The issue here is not that these organisations have gone above and beyond to support those in need. The big problem is the gaps in the system this scheme is plugging. Gaps that have been allowed to exist because of repeated government cuts, to health spending, to local authorities and to charities.

While the idea will be supported by the Department of Health and DCMS, it was paid for and launched by a number of organisations who are already juggling their own financial demands. Among those in attendance at the official launch was Tory culture minister Ed Vaizey who hailed the programme as “fantastic” and was keen to stress that libraries played an “essential” part in our communities. Poor you, then, if you are prescribed a self-help book but your local booklender was one of the staggering 200 UK public libraries that closed in 2012.

While it can be easy to be taken in by ministers patting themselves on the back, it’s important to remember this coalition was the first government to cut mental health spending in over a decade despite pledging to place it at the top of their priorities. Recent research from the Care Quality Commission noted that around 23 per cent of illnesses that people suffer in England are attributed to a mental health problems. Other studies, including one from the Mental Health Policy Group at the London Group of Economics, place that estimate much higher suggesting that it is around 50 per cent in those under 65.

In other bleak news UK prescriptions for antidepressants such as Prozac and Seroxat rose by nearly 4million in 2011 and the figures from Office for National Statistics published within the last fortnight show suicide rates in the UK have “increased significantly”.

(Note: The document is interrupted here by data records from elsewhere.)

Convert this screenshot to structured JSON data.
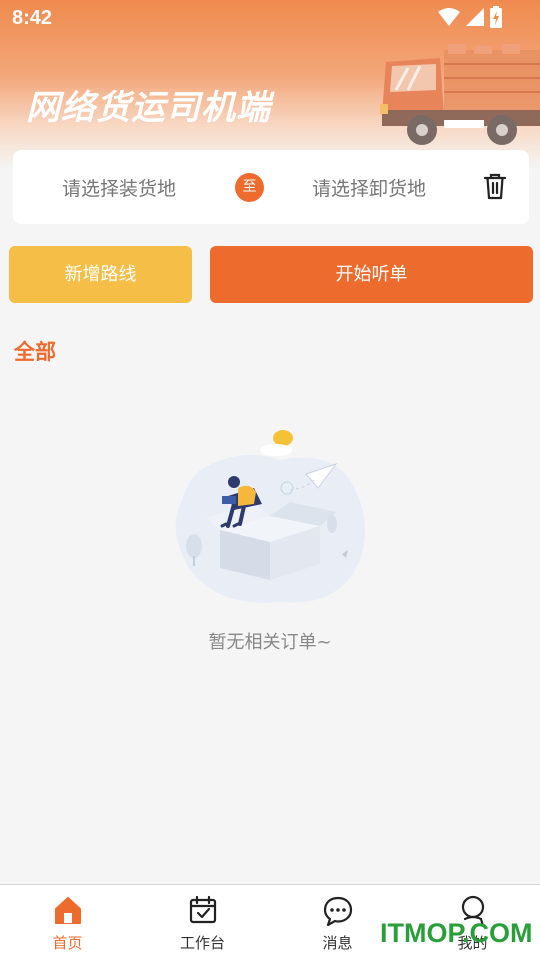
{
  "status_bar": {
    "time": "8:42"
  },
  "header": {
    "title": "网络货运司机端"
  },
  "route": {
    "from_placeholder": "请选择装货地",
    "separator": "至",
    "to_placeholder": "请选择卸货地"
  },
  "actions": {
    "add_route": "新增路线",
    "start_listening": "开始听单"
  },
  "section": {
    "title": "全部"
  },
  "empty_state": {
    "text": "暂无相关订单~"
  },
  "bottom_nav": {
    "items": [
      {
        "label": "首页",
        "icon": "home-icon",
        "active": true
      },
      {
        "label": "工作台",
        "icon": "calendar-check-icon",
        "active": false
      },
      {
        "label": "消息",
        "icon": "chat-bubble-icon",
        "active": false
      },
      {
        "label": "我的",
        "icon": "user-icon",
        "active": false
      }
    ]
  },
  "watermark": "ITMOP.COM",
  "colors": {
    "accent": "#ee6b2e",
    "secondary": "#f5bf47",
    "watermark": "#2a9e3a"
  }
}
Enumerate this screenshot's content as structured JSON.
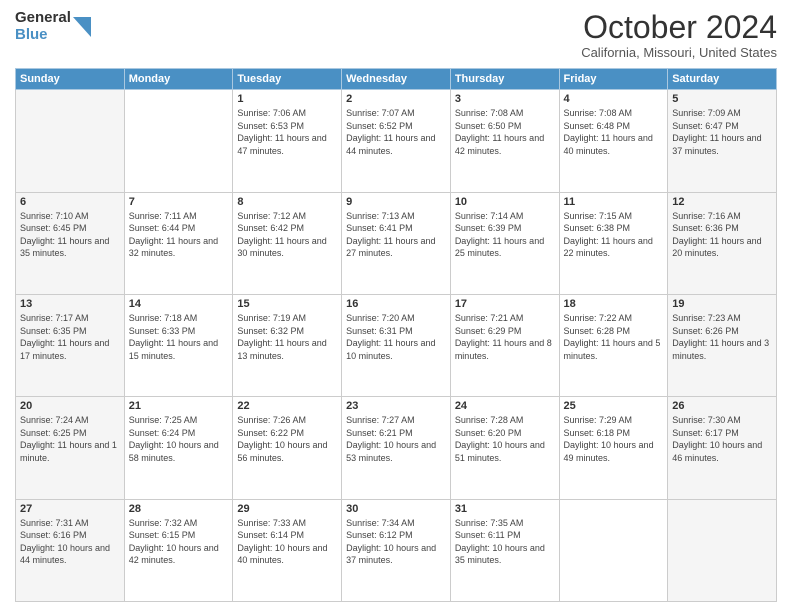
{
  "logo": {
    "general": "General",
    "blue": "Blue"
  },
  "header": {
    "month": "October 2024",
    "location": "California, Missouri, United States"
  },
  "weekdays": [
    "Sunday",
    "Monday",
    "Tuesday",
    "Wednesday",
    "Thursday",
    "Friday",
    "Saturday"
  ],
  "weeks": [
    [
      {
        "day": "",
        "info": ""
      },
      {
        "day": "",
        "info": ""
      },
      {
        "day": "1",
        "info": "Sunrise: 7:06 AM\nSunset: 6:53 PM\nDaylight: 11 hours and 47 minutes."
      },
      {
        "day": "2",
        "info": "Sunrise: 7:07 AM\nSunset: 6:52 PM\nDaylight: 11 hours and 44 minutes."
      },
      {
        "day": "3",
        "info": "Sunrise: 7:08 AM\nSunset: 6:50 PM\nDaylight: 11 hours and 42 minutes."
      },
      {
        "day": "4",
        "info": "Sunrise: 7:08 AM\nSunset: 6:48 PM\nDaylight: 11 hours and 40 minutes."
      },
      {
        "day": "5",
        "info": "Sunrise: 7:09 AM\nSunset: 6:47 PM\nDaylight: 11 hours and 37 minutes."
      }
    ],
    [
      {
        "day": "6",
        "info": "Sunrise: 7:10 AM\nSunset: 6:45 PM\nDaylight: 11 hours and 35 minutes."
      },
      {
        "day": "7",
        "info": "Sunrise: 7:11 AM\nSunset: 6:44 PM\nDaylight: 11 hours and 32 minutes."
      },
      {
        "day": "8",
        "info": "Sunrise: 7:12 AM\nSunset: 6:42 PM\nDaylight: 11 hours and 30 minutes."
      },
      {
        "day": "9",
        "info": "Sunrise: 7:13 AM\nSunset: 6:41 PM\nDaylight: 11 hours and 27 minutes."
      },
      {
        "day": "10",
        "info": "Sunrise: 7:14 AM\nSunset: 6:39 PM\nDaylight: 11 hours and 25 minutes."
      },
      {
        "day": "11",
        "info": "Sunrise: 7:15 AM\nSunset: 6:38 PM\nDaylight: 11 hours and 22 minutes."
      },
      {
        "day": "12",
        "info": "Sunrise: 7:16 AM\nSunset: 6:36 PM\nDaylight: 11 hours and 20 minutes."
      }
    ],
    [
      {
        "day": "13",
        "info": "Sunrise: 7:17 AM\nSunset: 6:35 PM\nDaylight: 11 hours and 17 minutes."
      },
      {
        "day": "14",
        "info": "Sunrise: 7:18 AM\nSunset: 6:33 PM\nDaylight: 11 hours and 15 minutes."
      },
      {
        "day": "15",
        "info": "Sunrise: 7:19 AM\nSunset: 6:32 PM\nDaylight: 11 hours and 13 minutes."
      },
      {
        "day": "16",
        "info": "Sunrise: 7:20 AM\nSunset: 6:31 PM\nDaylight: 11 hours and 10 minutes."
      },
      {
        "day": "17",
        "info": "Sunrise: 7:21 AM\nSunset: 6:29 PM\nDaylight: 11 hours and 8 minutes."
      },
      {
        "day": "18",
        "info": "Sunrise: 7:22 AM\nSunset: 6:28 PM\nDaylight: 11 hours and 5 minutes."
      },
      {
        "day": "19",
        "info": "Sunrise: 7:23 AM\nSunset: 6:26 PM\nDaylight: 11 hours and 3 minutes."
      }
    ],
    [
      {
        "day": "20",
        "info": "Sunrise: 7:24 AM\nSunset: 6:25 PM\nDaylight: 11 hours and 1 minute."
      },
      {
        "day": "21",
        "info": "Sunrise: 7:25 AM\nSunset: 6:24 PM\nDaylight: 10 hours and 58 minutes."
      },
      {
        "day": "22",
        "info": "Sunrise: 7:26 AM\nSunset: 6:22 PM\nDaylight: 10 hours and 56 minutes."
      },
      {
        "day": "23",
        "info": "Sunrise: 7:27 AM\nSunset: 6:21 PM\nDaylight: 10 hours and 53 minutes."
      },
      {
        "day": "24",
        "info": "Sunrise: 7:28 AM\nSunset: 6:20 PM\nDaylight: 10 hours and 51 minutes."
      },
      {
        "day": "25",
        "info": "Sunrise: 7:29 AM\nSunset: 6:18 PM\nDaylight: 10 hours and 49 minutes."
      },
      {
        "day": "26",
        "info": "Sunrise: 7:30 AM\nSunset: 6:17 PM\nDaylight: 10 hours and 46 minutes."
      }
    ],
    [
      {
        "day": "27",
        "info": "Sunrise: 7:31 AM\nSunset: 6:16 PM\nDaylight: 10 hours and 44 minutes."
      },
      {
        "day": "28",
        "info": "Sunrise: 7:32 AM\nSunset: 6:15 PM\nDaylight: 10 hours and 42 minutes."
      },
      {
        "day": "29",
        "info": "Sunrise: 7:33 AM\nSunset: 6:14 PM\nDaylight: 10 hours and 40 minutes."
      },
      {
        "day": "30",
        "info": "Sunrise: 7:34 AM\nSunset: 6:12 PM\nDaylight: 10 hours and 37 minutes."
      },
      {
        "day": "31",
        "info": "Sunrise: 7:35 AM\nSunset: 6:11 PM\nDaylight: 10 hours and 35 minutes."
      },
      {
        "day": "",
        "info": ""
      },
      {
        "day": "",
        "info": ""
      }
    ]
  ]
}
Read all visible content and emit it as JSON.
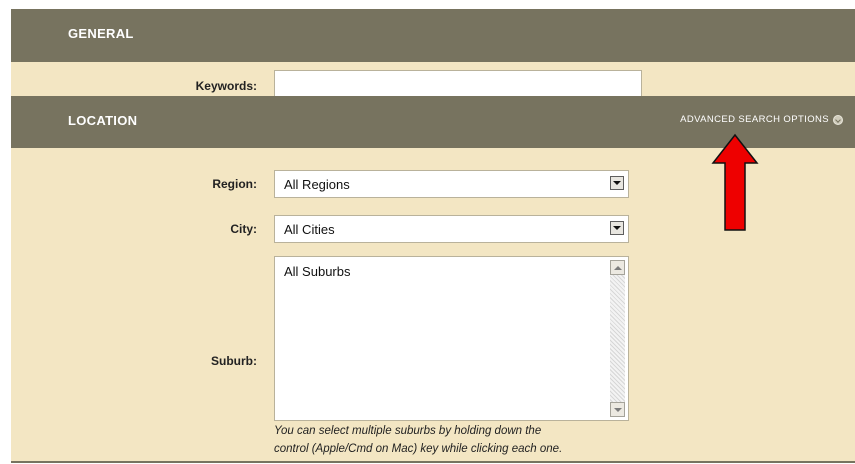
{
  "general": {
    "title": "GENERAL",
    "keywords_label": "Keywords:",
    "keywords_value": ""
  },
  "location": {
    "title": "LOCATION",
    "advanced_link": "ADVANCED SEARCH OPTIONS",
    "advanced_icon": "chevron-down-icon",
    "region_label": "Region:",
    "region_value": "All Regions",
    "city_label": "City:",
    "city_value": "All Cities",
    "suburb_label": "Suburb:",
    "suburb_options": [
      "All Suburbs"
    ],
    "suburb_hint_line1": "You can select multiple suburbs by holding down the",
    "suburb_hint_line2": "control (Apple/Cmd on Mac) key while clicking each one."
  },
  "annotation": {
    "arrow_color": "#ee0000",
    "arrow_icon": "arrow-up-icon"
  },
  "colors": {
    "header_bg": "#77735f",
    "panel_bg": "#f3e6c3"
  }
}
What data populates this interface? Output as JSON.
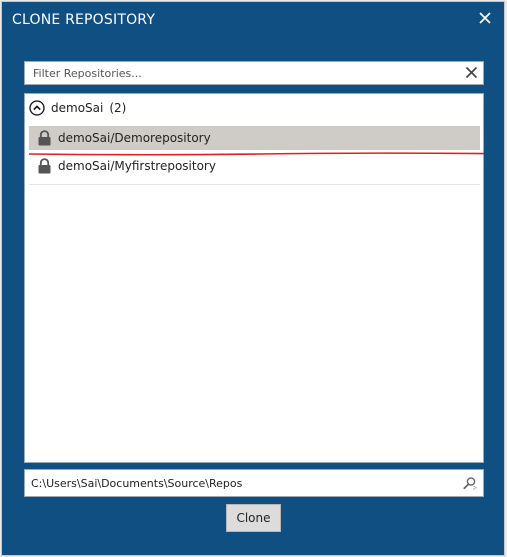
{
  "dialog": {
    "title": "CLONE REPOSITORY"
  },
  "filter": {
    "placeholder": "Filter Repositories...",
    "value": ""
  },
  "group": {
    "label": "demoSai",
    "count": "(2)"
  },
  "repositories": [
    {
      "name": "demoSai/Demorepository",
      "selected": true
    },
    {
      "name": "demoSai/Myfirstrepository",
      "selected": false
    }
  ],
  "path": {
    "value": "C:\\Users\\Sai\\Documents\\Source\\Repos"
  },
  "actions": {
    "clone_label": "Clone"
  },
  "colors": {
    "window": "#0f4f82",
    "selection": "#cfccc7",
    "annotation": "#e02020"
  },
  "icons": [
    "close-icon",
    "clear-filter-icon",
    "collapse-chevron-icon",
    "lock-icon",
    "browse-icon"
  ]
}
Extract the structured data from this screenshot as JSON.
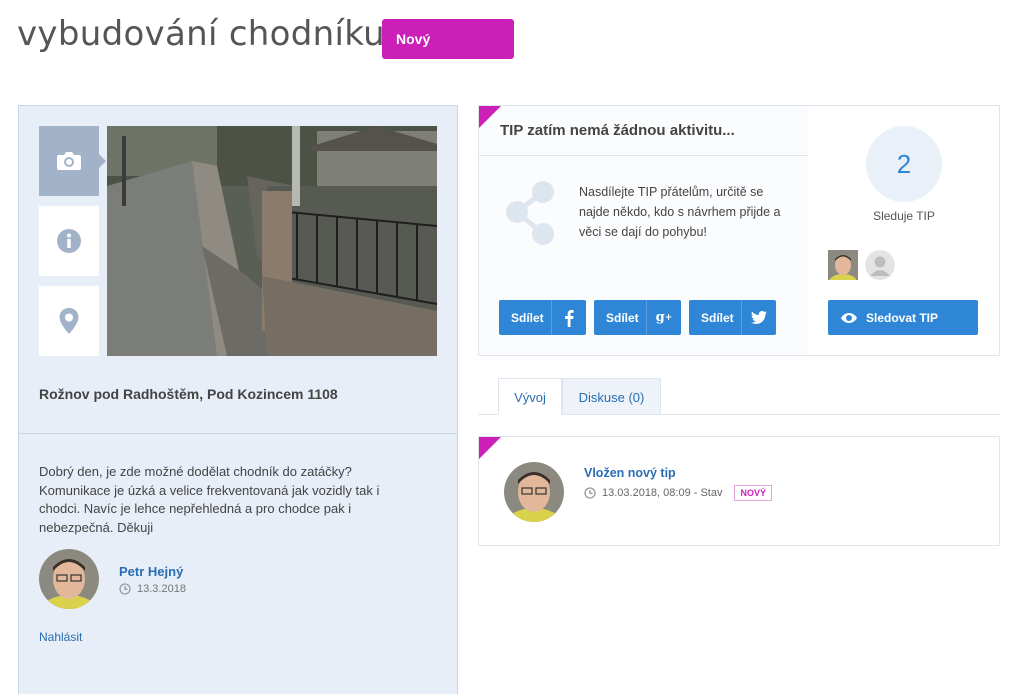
{
  "page": {
    "title": "vybudování chodníku",
    "status_badge": "Nový"
  },
  "tip": {
    "address": "Rožnov pod Radhoštěm, Pod Kozincem 1108",
    "description": "Dobrý den, je zde možné dodělat chodník do zatáčky? Komunikace je úzká a velice frekventovaná jak vozidly tak i chodci. Navíc je lehce nepřehledná a pro chodce pak i nebezpečná. Děkuji",
    "author": {
      "name": "Petr Hejný",
      "date": "13.3.2018"
    },
    "report_label": "Nahlásit",
    "thumbnails": [
      {
        "icon": "camera-icon"
      },
      {
        "icon": "info-icon"
      },
      {
        "icon": "location-pin-icon"
      }
    ]
  },
  "activity": {
    "title": "TIP zatím nemá žádnou aktivitu...",
    "share_text": "Nasdílejte TIP přátelům, určitě se najde někdo, kdo s návrhem přijde a věci se dají do pohybu!",
    "share_buttons": [
      {
        "label": "Sdílet",
        "icon": "facebook-icon"
      },
      {
        "label": "Sdílet",
        "icon": "google-plus-icon"
      },
      {
        "label": "Sdílet",
        "icon": "twitter-icon"
      }
    ]
  },
  "follow": {
    "count": "2",
    "label": "Sleduje TIP",
    "button_label": "Sledovat TIP"
  },
  "tabs": [
    {
      "label": "Vývoj",
      "active": true
    },
    {
      "label": "Diskuse (0)",
      "active": false
    }
  ],
  "timeline": [
    {
      "title": "Vložen nový tip",
      "meta": "13.03.2018, 08:09 - Stav",
      "badge": "NOVÝ"
    }
  ],
  "colors": {
    "accent": "#cc1fb8",
    "primary": "#2f86d6",
    "link": "#2a6db3",
    "panel": "#e7eef7"
  }
}
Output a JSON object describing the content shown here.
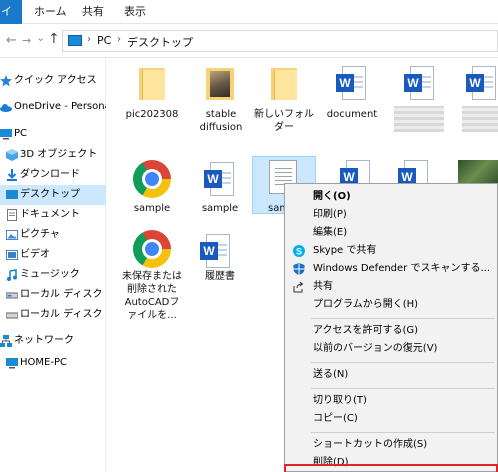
{
  "ribbon": {
    "file_tab": "イル",
    "tabs": [
      "ホーム",
      "共有",
      "表示"
    ]
  },
  "address": {
    "path": [
      "PC",
      "デスクトップ"
    ],
    "separator": "›"
  },
  "nav": {
    "back": "←",
    "forward": "→",
    "dropdown": "⌄",
    "up": "↑"
  },
  "sidebar": {
    "items": [
      {
        "label": "クイック アクセス",
        "icon": "star-icon"
      },
      {
        "label": "OneDrive - Personal",
        "icon": "cloud-icon"
      },
      {
        "label": "PC",
        "icon": "pc-icon"
      },
      {
        "label": "3D オブジェクト",
        "icon": "cube-icon"
      },
      {
        "label": "ダウンロード",
        "icon": "download-icon"
      },
      {
        "label": "デスクトップ",
        "icon": "desktop-icon"
      },
      {
        "label": "ドキュメント",
        "icon": "document-icon"
      },
      {
        "label": "ピクチャ",
        "icon": "picture-icon"
      },
      {
        "label": "ビデオ",
        "icon": "video-icon"
      },
      {
        "label": "ミュージック",
        "icon": "music-icon"
      },
      {
        "label": "ローカル ディスク (C:)",
        "icon": "drive-icon"
      },
      {
        "label": "ローカル ディスク (D:)",
        "icon": "drive-icon"
      },
      {
        "label": "ネットワーク",
        "icon": "network-icon"
      },
      {
        "label": "HOME-PC",
        "icon": "computer-icon"
      }
    ]
  },
  "files": [
    {
      "label": "pic202308",
      "icon": "folder-icon"
    },
    {
      "label": "stable diffusion",
      "icon": "folder-image-icon"
    },
    {
      "label": "新しいフォルダー",
      "icon": "folder-icon"
    },
    {
      "label": "document",
      "icon": "word-icon"
    },
    {
      "label": "sample",
      "icon": "chrome-icon"
    },
    {
      "label": "sample",
      "icon": "word-icon"
    },
    {
      "label": "sam",
      "icon": "text-file-icon"
    },
    {
      "label": "未保存または削除されたAutoCADファイルを...",
      "icon": "chrome-icon"
    },
    {
      "label": "履歴書",
      "icon": "word-icon"
    }
  ],
  "context_menu": {
    "items": [
      {
        "label": "開く(O)",
        "icon": ""
      },
      {
        "label": "印刷(P)",
        "icon": ""
      },
      {
        "label": "編集(E)",
        "icon": ""
      },
      {
        "label": "Skype で共有",
        "icon": "skype-icon"
      },
      {
        "label": "Windows Defender でスキャンする...",
        "icon": "defender-icon"
      },
      {
        "label": "共有",
        "icon": "share-icon"
      },
      {
        "label": "プログラムから開く(H)",
        "icon": ""
      },
      {
        "label": "アクセスを許可する(G)",
        "icon": ""
      },
      {
        "label": "以前のバージョンの復元(V)",
        "icon": ""
      },
      {
        "label": "送る(N)",
        "icon": ""
      },
      {
        "label": "切り取り(T)",
        "icon": ""
      },
      {
        "label": "コピー(C)",
        "icon": ""
      },
      {
        "label": "ショートカットの作成(S)",
        "icon": ""
      },
      {
        "label": "削除(D)",
        "icon": ""
      }
    ]
  },
  "colors": {
    "accent": "#1979ca",
    "selection": "#cce8ff",
    "highlight_box": "#e0242c",
    "word_blue": "#185abd"
  }
}
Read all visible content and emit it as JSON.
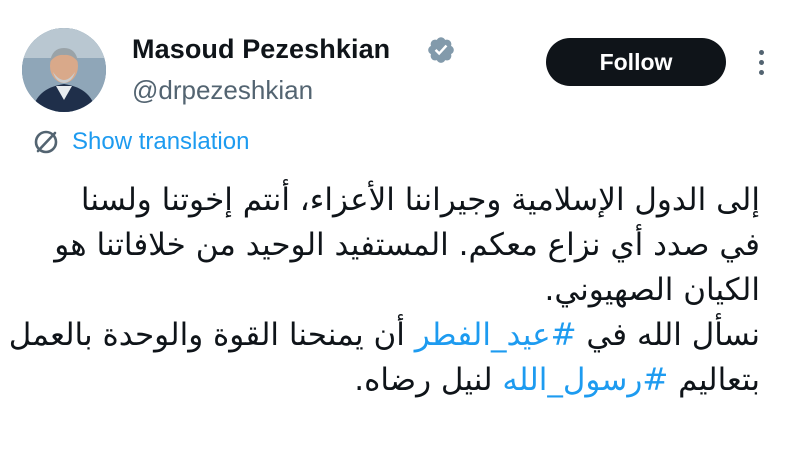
{
  "profile": {
    "display_name": "Masoud Pezeshkian",
    "handle": "@drpezeshkian",
    "verified_icon": "verified-badge-icon",
    "verified_color": "#829aab"
  },
  "actions": {
    "follow_label": "Follow",
    "follow_bg": "#0f1419",
    "more_icon": "more-options-icon"
  },
  "translation": {
    "label": "Show translation",
    "icon": "translate-icon",
    "color": "#1d9bf0"
  },
  "tweet": {
    "line1": "إلى الدول الإسلامية وجيراننا الأعزاء، أنتم إخوتنا ولسنا",
    "line2": "في صدد أي نزاع معكم. المستفيد الوحيد من خلافاتنا هو",
    "line3": "الكيان الصهيوني.",
    "line4_before": "نسأل الله في ",
    "line4_hashtag": "#عيد_الفطر",
    "line4_after": " أن يمنحنا القوة والوحدة بالعمل",
    "line5_before": "بتعاليم ",
    "line5_hashtag": "#رسول_الله",
    "line5_after": " لنيل رضاه."
  }
}
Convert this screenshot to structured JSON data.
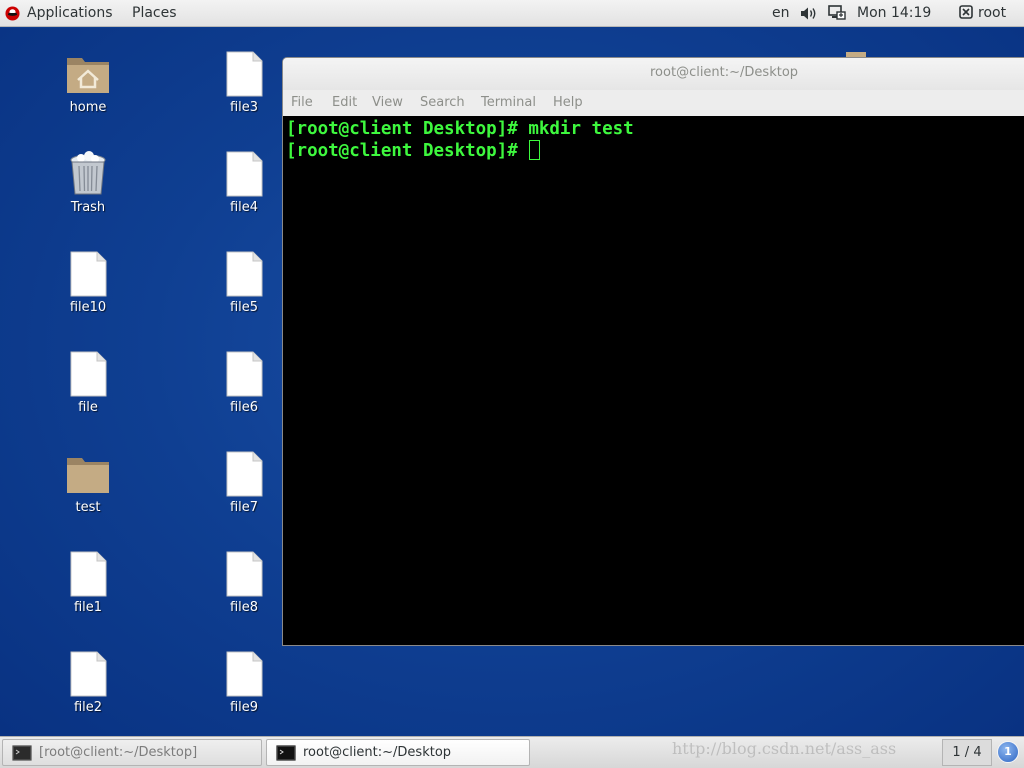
{
  "top_panel": {
    "applications": "Applications",
    "places": "Places",
    "language": "en",
    "clock": "Mon 14:19",
    "user": "root"
  },
  "desktop_icons": {
    "home": "home",
    "trash": "Trash",
    "file10": "file10",
    "file": "file",
    "test": "test",
    "file1": "file1",
    "file2": "file2",
    "file3": "file3",
    "file4": "file4",
    "file5": "file5",
    "file6": "file6",
    "file7": "file7",
    "file8": "file8",
    "file9": "file9"
  },
  "terminal": {
    "title": "root@client:~/Desktop",
    "menu": [
      "File",
      "Edit",
      "View",
      "Search",
      "Terminal",
      "Help"
    ],
    "lines": [
      "[root@client Desktop]# mkdir test",
      "[root@client Desktop]# "
    ]
  },
  "bottom_panel": {
    "tasks": [
      "[root@client:~/Desktop]",
      "root@client:~/Desktop"
    ],
    "watermark": "http://blog.csdn.net/ass_ass",
    "workspace": "1 / 4",
    "notifications": "1"
  },
  "colors": {
    "desktop_bg": "#0c3c8e",
    "terminal_text": "#3ef83e",
    "terminal_bg": "#000000"
  }
}
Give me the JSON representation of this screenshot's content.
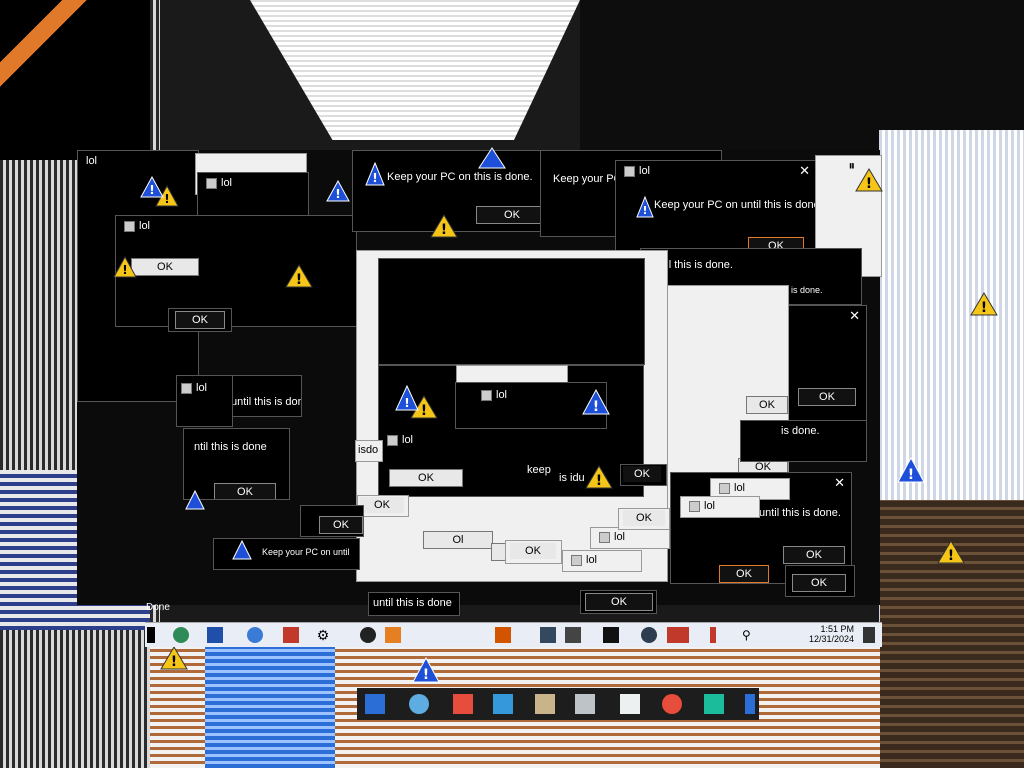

Now, mental illnesses are complex and caused by and exacerbated by a myriad of biological and environmental reasons. However, it doesn’t take a genius, psychiatrist or doctor to see that rising unemployment, welfare changes, widespread poverty, unmanageable living costs and constant reports of economic crisis aren’t the most happy-making of circumstances.

In a speech last October, Labour leader Ed Miliband said this was “the biggest unaddressed health challenge of our age” while the World Health Organisation predicts that by 2030, depression will be the leading cause of disease around the world. As the situation worsens it is time the government put its money where its mouth is on mental health policy - instead of leaving it to the librarians and the mentally ill to fix for themselves.